- Born: 20 October 1950 Gondar, Begemder Province, Ethiopian Empire
- Died: 8 November 2007 (aged 57)
- Citizenship: Ethiopians
- Occupations: Academic, Politician
- Title: President of the Ethiopian International Institute for Peace and Development, Professor
- Children: one son, one daughter

Academic background
- Alma mater: Haile Selassie University, UCLA, Uppsala University

Academic work
- Notable works: From race to class: links and parallels in African and Black American protest expression Politics of Black nationalism: from Harlem to Soweto The missing millions: why and how Africa is underdeveloped

= Kinfe Abraham =

Ethiopian academic (1950-2007)

Kinfe Abraham (ከንፈ አብርሃም, kinəfä abərəhamə; 20 October 1950 – 8 November 2007) was an Ethiopian academic and politician nicknamed 'Mr Quagmire'. He was president of the Ethiopian International Institute for Peace and Development, as well as president of Horn of Africa Democracy and Development.

==Personal life==
Kinfe Abraham was born on 20 October 1950 in the historic town of Adwa, Tigray, Ethiopia, to Abraham Shale and Birrnesh Wasyihun. He completed his primary and secondary education at Atse Fasiledas School in Gondar. Shortly afterwards, Abraham left for the Netherlands, where he did his graduate work. He received a master's in industrial management at the Research Institute for Management Science in 1973. Upon returning to Ethiopia, he worked for the International Labour Organization. Shortly after the Derg assumed power, he left for Sweden accepting an international post with the Swedish International Development Agency, where he worked for the next 10 years. Kinfe received his PhD from Uppsala University in Sweden and UCLA in 1982, and was awarded a Fulbright Scholarship in 1983.

==Career==
Abraham afterwards held a number of positions at the United Nations and in the Intergovernmental Authority on Development. He concentrated on foreign policy issues of interest to Ethiopia, serving in the mid-nineties as the Ethiopian Prime Minister's Special Envoy to Somalia as well as to the African Great Lakes region. He also acted as a mediator in Sudan.
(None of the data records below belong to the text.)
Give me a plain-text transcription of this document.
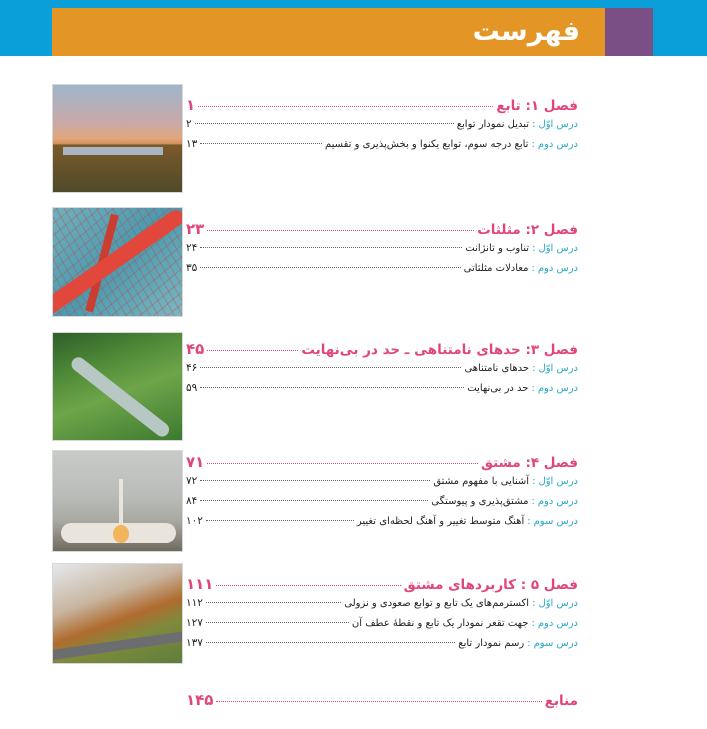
فهرست
فصل ۱: تابع
۱
درس اوّل
:
تبدیل نمودار توابع
۲
درس دوم
:
تابع درجه سوم، توابع یکنوا و بخش‌پذیری و تقسیم
۱۳
فصل ۲: مثلثات
۲۳
درس اوّل
:
تناوب و تانژانت
۲۴
درس دوم
:
معادلات مثلثاتی
۳۵
فصل ۳: حدهای نامتناهی ـ حد در بی‌نهایت
۴۵
درس اوّل
:
حدهای نامتناهی
۴۶
درس دوم
:
حد در بی‌نهایت
۵۹
فصل ۴: مشتق
۷۱
درس اوّل
:
آشنایی با مفهوم مشتق
۷۲
درس دوم
:
مشتق‌پذیری و پیوستگی
۸۴
درس سوم
:
آهنگ متوسط تغییر و آهنگ لحظه‌ای تغییر
۱۰۲
فصل ۵ : کاربردهای مشتق
۱۱۱
درس اوّل
:
اکسترمم‌های یک تابع و توابع صعودی و نزولی
۱۱۲
درس دوم
:
جهت تقعر نمودار یک تابع و نقطهٔ عطف آن
۱۲۷
درس سوم
:
رسم نمودار تابع
۱۳۷
منابع
۱۴۵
The Universal Federation of Peace and the Interreligious and International Federation for World Peace honored Abraham as Ambassador for Peace at a ceremony held at Sheraton Alexandria (Virginia) in the United States. Abraham was nominated and selected for this great honor on the basis of his firm dedication to the peaceful settlement of conflicts as indispensable contributors to economic growth, development and democracy as exemplified by his involvement in various peace efforts and the embodiment of his scholarly contributions to African studies and developmental issues.

He died after a brief illness, and was survived by his wife and one son. He was described by the Africa World Journal as one of the leading thinkers of Africa.

== Published writings ==
- Somalia Calling, NINA Press, Uppsala, 2002. ISBN 9789163119835
- Ethiopia: From Empire to Federation, NINA Press, Uppsala, 2001. ISBN 9789163119828
- Ethiopia: The Dynamics of Economic Reforms, Nina Press, Uppsala, 2001. ISBN 9789163119811
- Peace Under Assault, EIIPD Press, Addis Ababa, 1999.
- The Battle of Histories: The Conflict Between the Unitary and Pluralist States, Magnussa Press, AWP New Jersey, US, 1997.
- The Apartheid Axis: A Cultural and Political History of the Black People, 1997.
- The Missing Millions: Why and How Africa is Underdeveloped, Africa World Press, New Jersey, US, 1995. ISBN 9780865433533
- Ethiopia: From Bullets to the Ballot Box, Red Sea Press, AWP New Jersey, US, 1994. ISBN 0932415792.
- Statistical Briefings of the Education Sector Support, Stockholm, SIDA 1993/94.
- Ethiopia: The Challenge of the 20th Century Education, SIDA, 1993.
- Black People, White People: A cultural History of Race Relations, AWP, US - Forthcoming, 1993.
- Swedish Education Assistance, SIDA, 1992.
- Politics of Black Nationalism from Harlem to Sweto, Africa World Press US, 1991.
- Statistical Digest, Stockholm, SIDA 1991/92.
- Statistical Digest, Stockholm, SIDA 1989/90.
- Professional Training for Service in the Third World, Mag. Press, 1984.
- From Race to Class, Grass Roots Publishers, 1983.
- Handbook of Professional Terminology, Cosmic Press, 1983.